MSMEs have been eyeing a fiscal stimulus, which has a better efficacy to pull out sectors from economic slowdown. Collateral free loans have to be repaid, whereas bail out packages are given as boosters. The central government is planning for lockdown 4.0, which will surely have some leniency but definitely economic activities will not be in full swing.

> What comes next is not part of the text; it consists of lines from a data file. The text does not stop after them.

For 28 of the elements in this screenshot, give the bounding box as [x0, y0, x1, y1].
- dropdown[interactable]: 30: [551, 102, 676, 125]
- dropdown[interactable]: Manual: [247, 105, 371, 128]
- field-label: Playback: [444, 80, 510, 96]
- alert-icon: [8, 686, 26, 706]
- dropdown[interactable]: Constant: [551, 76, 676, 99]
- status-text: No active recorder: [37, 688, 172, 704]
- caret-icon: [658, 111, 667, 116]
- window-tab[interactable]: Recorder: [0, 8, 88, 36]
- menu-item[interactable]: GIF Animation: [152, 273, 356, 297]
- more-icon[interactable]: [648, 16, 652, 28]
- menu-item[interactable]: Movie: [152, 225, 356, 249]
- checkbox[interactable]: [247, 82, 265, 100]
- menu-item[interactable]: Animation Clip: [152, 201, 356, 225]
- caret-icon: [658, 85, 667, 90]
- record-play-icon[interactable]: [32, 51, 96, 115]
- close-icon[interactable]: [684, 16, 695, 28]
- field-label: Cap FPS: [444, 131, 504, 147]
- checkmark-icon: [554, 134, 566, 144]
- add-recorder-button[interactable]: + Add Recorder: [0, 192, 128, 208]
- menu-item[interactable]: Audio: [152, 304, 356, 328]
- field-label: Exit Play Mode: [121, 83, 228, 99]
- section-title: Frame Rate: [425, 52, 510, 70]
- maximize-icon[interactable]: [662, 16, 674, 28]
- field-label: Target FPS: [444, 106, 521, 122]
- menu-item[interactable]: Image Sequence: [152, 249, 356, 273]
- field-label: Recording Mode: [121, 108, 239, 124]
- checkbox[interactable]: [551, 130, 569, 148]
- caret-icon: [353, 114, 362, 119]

Macroeconomic parameters like fiscal deficit are going to escalate to almost 7% in 2020-21 which was targeted at 3.8% juxtaposing with sluggishness in economic growth. So, one question that is worth considering is whether these loans will be repaid in coming couple of years or will there be a further burden of non-performing assets? Already, around Rs 10.5 lakh crores worth of loans are yet to be paid to the banks, mainly by MSMEs. One more point to consider is a possibly diminished and uncertain demand scenario. Until and unless demand is not fostered across country, the supply will convert into inventories, which will not fetch running capital for the MSMEs in the coming fiscal years. In a sceario where the crisis and its economic impact get too prolonged, the government may also consider a direct fiscal stimulus for the MSME sector to help it tide over its financial woes.
A major positive has been the introduction of a new definiton for MSMEs. This decision can have huge long term repercussions, as it will encourage these units to attain greater scale. The investment thresholds have been increased substantially for micro (Rs 25 lakh to Rs 1 crore), small (Rs 5 crore to Rs 10 crore) and medium enterprises (Rs 10 crore to Rs 20 crore) in manufacturing. A turnover threshold has also been added for small (<Rs 5 crore), medium (<Rs 50 crore) and large units (<Rs 100 crore). These have been made uniform now for manufacturing and services sectors alike.
As the Economic Survey 2019 pointed out, India faces some disadvantage due to the dominance of dwarf SMEs (employing less than 100 people and more than 10 years old). Their share of organised manufacturing by numbers is around 50%, but their contribution to employment is just around 14.1%. One reason this can be attributed to incentives that motivate most firms to stay small. With the new reclassification, this concern can be addressed to a considerable extent.